Returns from investments in mutual funds are comparatively higher to other investment options such as fixed or recurring deposits. Investment in mutual funds can be made either through SIP or lumpsum.
Mutual funds have been gaining popularity over the recent years and have emerged as one of the most popular investment options. More people now understand that with investing in mutual funds they get the opportunity to earn more through the power of compounding over a period of time. These returns are comparatively higher compared to other investment options such as fixed or recurring deposits. Investment in mutual funds can be made either through SIP.
Mutual funds not only provide better returns but also diversification, and are also easily opt for and managed. Even though MFs are managed by professionals, investors should take some precautions while buying mutual funds. This way they will not end up buying funds which are not suitable for their portfolio and investment goals.
With the rise in investing in mutual funds, here are 5 factors to keep in mind;
Long tenure and patience with mutual fund investments is the key to earning higher returns. Having said that, investors investing in mutual for the short term can opt for short-term debt funds or liquid funds. With these options, the investor’s money will grow conservatively. For investors looking to invest with an investment horizon over three years, should opt for an equity mutual fund for best returns.
Before investing in mutual funds, create a goal for which you will be investing. Having a goal-oriented investment while investing in mutual funds would help you pick the right kind of fund. For instance, for long-term goals such as retirement equity-linked mutual funds are best suited. Additionally, do not try to time the market. Experts suggest both selling or buying mutual fund should not be based on a fund’s popularity or on a friend’s recommendation, but to meet your goals. To be on the safer side, take the help of a financial planner.
Fund selecting criteria
A fund should not be chosen based on one criteria, for instance, just with the ratings of a fund, do not invest in it, as the ratings of a fund fluctuate. To select a fund, find out about a fund’s long-term performance, along with their ratings and then go for the fund which suits you the best.

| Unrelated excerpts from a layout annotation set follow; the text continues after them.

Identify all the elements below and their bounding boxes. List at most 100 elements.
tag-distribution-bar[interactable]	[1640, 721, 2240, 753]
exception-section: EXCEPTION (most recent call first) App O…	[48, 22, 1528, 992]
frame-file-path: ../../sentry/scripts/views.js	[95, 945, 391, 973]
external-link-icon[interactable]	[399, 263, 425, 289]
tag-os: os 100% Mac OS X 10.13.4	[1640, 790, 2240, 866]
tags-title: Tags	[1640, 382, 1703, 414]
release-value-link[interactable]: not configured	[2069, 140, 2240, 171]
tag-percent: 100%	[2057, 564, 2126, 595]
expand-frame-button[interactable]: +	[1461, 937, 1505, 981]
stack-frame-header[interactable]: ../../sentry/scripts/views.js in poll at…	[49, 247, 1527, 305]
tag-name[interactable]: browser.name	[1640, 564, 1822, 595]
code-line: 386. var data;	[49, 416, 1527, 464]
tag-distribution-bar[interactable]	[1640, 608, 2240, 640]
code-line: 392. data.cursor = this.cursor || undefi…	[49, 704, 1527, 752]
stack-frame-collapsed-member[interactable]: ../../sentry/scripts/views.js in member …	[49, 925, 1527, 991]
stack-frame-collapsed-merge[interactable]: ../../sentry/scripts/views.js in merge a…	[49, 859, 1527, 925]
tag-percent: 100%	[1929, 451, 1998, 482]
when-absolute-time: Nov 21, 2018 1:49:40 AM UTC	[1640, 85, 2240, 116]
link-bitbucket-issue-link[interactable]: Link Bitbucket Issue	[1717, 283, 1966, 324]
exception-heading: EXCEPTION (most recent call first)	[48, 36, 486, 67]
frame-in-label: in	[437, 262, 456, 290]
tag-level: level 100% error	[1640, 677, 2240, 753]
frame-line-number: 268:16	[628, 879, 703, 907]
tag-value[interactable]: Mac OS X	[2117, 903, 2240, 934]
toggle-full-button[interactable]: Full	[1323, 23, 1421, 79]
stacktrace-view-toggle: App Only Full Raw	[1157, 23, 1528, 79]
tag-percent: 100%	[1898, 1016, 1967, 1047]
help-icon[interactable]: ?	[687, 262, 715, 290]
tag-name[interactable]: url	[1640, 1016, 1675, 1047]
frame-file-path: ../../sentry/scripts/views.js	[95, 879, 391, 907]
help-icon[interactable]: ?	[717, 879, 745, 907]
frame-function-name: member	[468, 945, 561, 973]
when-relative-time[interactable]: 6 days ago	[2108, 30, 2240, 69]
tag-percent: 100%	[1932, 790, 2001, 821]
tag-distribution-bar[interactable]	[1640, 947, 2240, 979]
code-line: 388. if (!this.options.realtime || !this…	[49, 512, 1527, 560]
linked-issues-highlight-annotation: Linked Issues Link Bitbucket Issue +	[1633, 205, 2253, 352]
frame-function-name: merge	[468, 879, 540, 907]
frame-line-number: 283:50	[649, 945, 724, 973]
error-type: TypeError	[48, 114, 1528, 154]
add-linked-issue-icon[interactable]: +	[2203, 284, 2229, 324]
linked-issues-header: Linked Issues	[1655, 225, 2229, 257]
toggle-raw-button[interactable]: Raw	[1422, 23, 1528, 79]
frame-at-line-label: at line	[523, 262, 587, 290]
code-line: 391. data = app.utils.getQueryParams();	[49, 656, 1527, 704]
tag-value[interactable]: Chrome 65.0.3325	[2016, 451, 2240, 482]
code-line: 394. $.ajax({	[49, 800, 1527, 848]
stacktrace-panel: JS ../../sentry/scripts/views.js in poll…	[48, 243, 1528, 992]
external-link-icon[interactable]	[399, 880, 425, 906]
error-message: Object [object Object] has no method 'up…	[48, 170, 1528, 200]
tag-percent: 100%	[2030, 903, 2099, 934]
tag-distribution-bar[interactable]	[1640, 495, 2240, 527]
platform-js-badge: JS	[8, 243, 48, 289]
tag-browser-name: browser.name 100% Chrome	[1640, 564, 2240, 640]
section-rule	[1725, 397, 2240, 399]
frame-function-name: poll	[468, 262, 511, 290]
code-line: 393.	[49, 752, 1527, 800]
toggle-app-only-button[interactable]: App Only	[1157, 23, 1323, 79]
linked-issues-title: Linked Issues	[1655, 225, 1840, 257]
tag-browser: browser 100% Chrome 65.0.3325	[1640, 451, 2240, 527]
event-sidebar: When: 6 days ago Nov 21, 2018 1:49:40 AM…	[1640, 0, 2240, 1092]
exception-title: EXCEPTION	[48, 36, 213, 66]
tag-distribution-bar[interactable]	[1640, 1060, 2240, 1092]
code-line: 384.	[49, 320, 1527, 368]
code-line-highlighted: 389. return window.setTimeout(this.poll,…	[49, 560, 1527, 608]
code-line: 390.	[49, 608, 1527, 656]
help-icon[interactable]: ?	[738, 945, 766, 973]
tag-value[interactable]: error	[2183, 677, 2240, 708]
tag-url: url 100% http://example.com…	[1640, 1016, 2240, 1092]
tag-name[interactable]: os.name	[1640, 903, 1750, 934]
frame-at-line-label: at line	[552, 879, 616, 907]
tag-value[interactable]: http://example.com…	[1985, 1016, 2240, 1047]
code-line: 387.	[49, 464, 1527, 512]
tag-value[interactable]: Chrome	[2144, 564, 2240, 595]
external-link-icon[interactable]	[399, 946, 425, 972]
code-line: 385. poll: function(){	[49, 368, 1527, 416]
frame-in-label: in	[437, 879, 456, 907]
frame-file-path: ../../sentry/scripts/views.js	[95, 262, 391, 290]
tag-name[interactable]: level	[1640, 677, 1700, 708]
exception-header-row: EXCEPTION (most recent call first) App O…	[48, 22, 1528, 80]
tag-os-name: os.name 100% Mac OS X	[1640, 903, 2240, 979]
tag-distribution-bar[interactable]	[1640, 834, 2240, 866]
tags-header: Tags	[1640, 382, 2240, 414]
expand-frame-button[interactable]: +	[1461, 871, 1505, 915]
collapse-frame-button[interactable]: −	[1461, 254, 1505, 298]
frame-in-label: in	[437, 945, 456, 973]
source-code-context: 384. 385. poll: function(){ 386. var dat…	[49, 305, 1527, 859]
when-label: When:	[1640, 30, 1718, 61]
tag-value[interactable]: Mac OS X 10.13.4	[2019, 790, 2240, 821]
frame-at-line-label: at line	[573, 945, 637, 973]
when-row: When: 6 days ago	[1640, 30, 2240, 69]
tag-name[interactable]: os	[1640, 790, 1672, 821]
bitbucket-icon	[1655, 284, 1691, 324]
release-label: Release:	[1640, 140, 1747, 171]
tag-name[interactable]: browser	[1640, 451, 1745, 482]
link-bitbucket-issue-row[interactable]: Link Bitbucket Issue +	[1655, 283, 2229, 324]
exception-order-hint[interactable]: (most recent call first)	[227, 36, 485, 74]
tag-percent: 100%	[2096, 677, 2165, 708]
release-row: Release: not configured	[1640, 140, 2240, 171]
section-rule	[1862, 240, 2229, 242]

Direct Plan over Regular plans
If you are one of those investors who knows their way investments, then try to opt for a direct plan, instead of a regular plan. Direct plans mean you will have to buy the fund directly from the company’s website, without any middleman such as a broker. By invest through direct plans, investors get to enjoy a lower expense ratio and higher returns, as compared to regular plans. There are chances that you can make the mistake of choosing the wrong fund, hence, do your research properly before opting for a direct plan.
Read Fine Prints
When it comes to investing in MFs you should know and understand the fine prints, especially new investors. Being well versed with the fine prints will help you understand the charges, exit load and other fees to avoid making mistakes. Hence, experts suggest investors should do their research well before selecting their funds. You can also take the help of financial advisors or mutual fund aggregators to finalise a fund based on your need.